Thursday, September 2, 2010
Whist at the Viceroy
1819 Ocean Avenue
Santa Monica, CA 90401
Chef Tony DiSalvo’s menu at Whist is kind of like the montage makeover scene in a teen comedy where the ugly duckling is transformed into the prom queen. His menu draws from various cuisines (though it’s mostly Mediterranean-skewed), but DiSalvo says that “the common thread is using unexpected combinations of flavors and spices,” like his seared diver scallops with cauliflower, capers, currants and pine nuts. “Cauliflower is not the most common or sexy ingredient, but it’s surprisingly wonderful.” The dishes sound pretty surprising to us, especially the roasted black sea bass with sugar snap peas, kaffir lime and mizuna in lobster-coconut broth; and the grilled beef tenderloin with rhubarb mustard, crispy soba and English pea-coriander vinaigrette. If that’s not sexy enough for you, Kelly Wearstler’s fantastical take on mid-century modern décor should get the design dorks raring, while the outdoor cabana tables by the pool are reminiscent of a bygone golden Hollywood era. Is that the next hot starlet walking by? If all that still hasn’t gotten you in the mood, try one of Pastry Chef Brooke Mosley’s irresistible desserts. The strawberry tart with buttermilk ice cream and candied pistachios seals the deal every time.

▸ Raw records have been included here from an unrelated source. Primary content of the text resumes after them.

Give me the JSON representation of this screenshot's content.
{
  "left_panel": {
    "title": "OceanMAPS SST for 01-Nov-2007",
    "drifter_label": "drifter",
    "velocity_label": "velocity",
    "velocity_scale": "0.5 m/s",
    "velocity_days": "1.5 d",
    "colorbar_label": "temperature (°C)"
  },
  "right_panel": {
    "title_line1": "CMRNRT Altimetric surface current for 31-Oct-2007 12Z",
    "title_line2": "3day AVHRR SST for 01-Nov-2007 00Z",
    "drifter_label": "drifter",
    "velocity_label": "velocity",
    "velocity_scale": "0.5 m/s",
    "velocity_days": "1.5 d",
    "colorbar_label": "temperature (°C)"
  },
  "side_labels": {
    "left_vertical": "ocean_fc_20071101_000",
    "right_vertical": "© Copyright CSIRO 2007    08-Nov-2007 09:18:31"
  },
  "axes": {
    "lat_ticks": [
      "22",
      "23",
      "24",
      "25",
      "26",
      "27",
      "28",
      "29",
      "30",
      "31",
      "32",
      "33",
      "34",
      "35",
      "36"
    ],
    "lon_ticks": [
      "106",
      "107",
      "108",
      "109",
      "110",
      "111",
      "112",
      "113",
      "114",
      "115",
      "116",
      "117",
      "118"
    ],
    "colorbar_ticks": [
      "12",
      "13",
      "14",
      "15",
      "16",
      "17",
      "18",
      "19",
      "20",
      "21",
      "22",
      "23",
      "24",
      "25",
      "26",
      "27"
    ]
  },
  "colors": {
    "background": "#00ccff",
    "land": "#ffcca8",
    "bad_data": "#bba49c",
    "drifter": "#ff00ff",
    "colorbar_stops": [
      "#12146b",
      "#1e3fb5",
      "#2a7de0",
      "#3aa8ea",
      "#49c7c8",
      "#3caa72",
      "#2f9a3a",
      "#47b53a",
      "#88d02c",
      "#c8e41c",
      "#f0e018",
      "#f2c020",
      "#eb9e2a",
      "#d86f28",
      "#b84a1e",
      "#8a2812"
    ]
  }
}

- Chef Tony DiSalvo fast-talked his way into his first kitchen job at the Hotel Thayer in New York’s Hudson Valley when he was just 13 years old. Beats our old summer jobs.
- Chef DiSalvo’s resumes contains entries with some pretty big names in the culinary world including jobs at several of Jean-Georges Vongerichten’s restaurants, Tom Colicchio at Gramercy Tavern, and Philippe Schmidt at La Goulue.
- Love the Viceroy but don’t have enough time for a full meal? Try grabbing a quick drink at the lobby’s Cameo Bar. Chances are you’ll make new friends before you even have a chance to settle into one of the high-backed armchairs.